Compared with the information received from the gateway system and the information of the network management database, if there is any changed information in the network management database, the failure processing apparatus of the macro Ethernet network characterized in that it comprises a central server for handling the failure .

The method of claim 2, wherein the central server,

A failure management device receiving failure information of the local network from the gateway system and handling and managing the failure;

A configuration management device that stores the location information and the subscriber information of the device in the network management database and generates a report on the device, if the object having a failure is a device using the failure information;

A performance management apparatus using the failure information to store information on the port in the network management database and to generate a report regarding the port if a failure target is a port;

A graphical interface device displaying information stored in the network management database to the operator through the configuration management device and the performance management device;

An additional function device for operator management and system management; And

Failure handling apparatus of the macro Ethernet network characterized in that it comprises an interlocking function device interoperating with an external system.

According to claim 3, The failure management device,

A communication processor for transmitting a test request message to the gateway system and receiving the failure information and a test result;

A management target distributor for retrieving device and port information stored in the network management database once in a predetermined period and generating a device list and a port list using the retrieved information;

A configuration manager for designating a data transmission structure between the communication processor and the gateway system and monitoring whether the gateway system is in normal operation;

A size and number designated by the config manager, and a buffer configured to temporarily store the test result and the failure information; And

By using the fault information, it is determined whether the corresponding fault is a handicap for a device or a handicap for a port. If the device is a fault, the fault processing is performed using information related to the device. Failure handling apparatus of the macro Ethernet network characterized in that it comprises a failure information processor for processing.

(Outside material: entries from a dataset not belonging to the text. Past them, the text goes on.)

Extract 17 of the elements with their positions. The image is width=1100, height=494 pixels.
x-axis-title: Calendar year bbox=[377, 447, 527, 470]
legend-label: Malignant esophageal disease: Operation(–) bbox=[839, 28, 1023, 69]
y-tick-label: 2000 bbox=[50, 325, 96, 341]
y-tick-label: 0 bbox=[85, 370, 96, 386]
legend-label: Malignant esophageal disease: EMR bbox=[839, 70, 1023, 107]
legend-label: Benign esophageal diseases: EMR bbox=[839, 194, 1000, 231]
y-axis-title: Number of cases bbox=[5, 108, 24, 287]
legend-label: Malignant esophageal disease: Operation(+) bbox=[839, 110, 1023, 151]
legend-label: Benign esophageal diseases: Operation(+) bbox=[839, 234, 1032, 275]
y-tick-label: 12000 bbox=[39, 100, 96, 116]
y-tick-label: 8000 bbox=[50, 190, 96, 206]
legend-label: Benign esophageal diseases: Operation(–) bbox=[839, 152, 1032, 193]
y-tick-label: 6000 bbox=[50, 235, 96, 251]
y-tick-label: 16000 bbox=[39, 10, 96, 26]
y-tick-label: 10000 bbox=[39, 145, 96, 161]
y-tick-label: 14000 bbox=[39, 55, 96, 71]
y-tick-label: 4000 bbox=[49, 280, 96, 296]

The method of claim 1, wherein the gateway system,

A device ping tester for pinging the device;

A pot ping tester that pings the pot;

A simple network management protocol polling tester configured to perform a simple network management protocol polling test on the local network;

And a simple network management protocol trap collector for collecting a simple network management protocol trap for the local network.

A fault detection step of detecting a failure of a network element using a ping test, a simple network management protocol polling test, and a simple network management protocol trap collection;

A transmission step of transmitting the detected failure information to a central server and storing in the buffer;

A determination step of determining whether a target of the failure information transmitted from the buffer is a device or a port;

A device step of comparing the previously stored device information with the device information of the alarm information, discarding if there is no change, and storing the changed information newly if there is a change in the determination step;

If the target is a port in the determination step, if the device to which the port belongs has a failure, discard the device. A port step of newly storing the changed information if there is a change;

When the alarm information about the port in the port step is the failure recovery information, the previously stored failure recovery information and the failure recovery information of the alarm information is compared and discarded if there is no change, and if there is a change, the changed information is newly stored. How to deal with the failure of the macro Ethernet network including the storage step.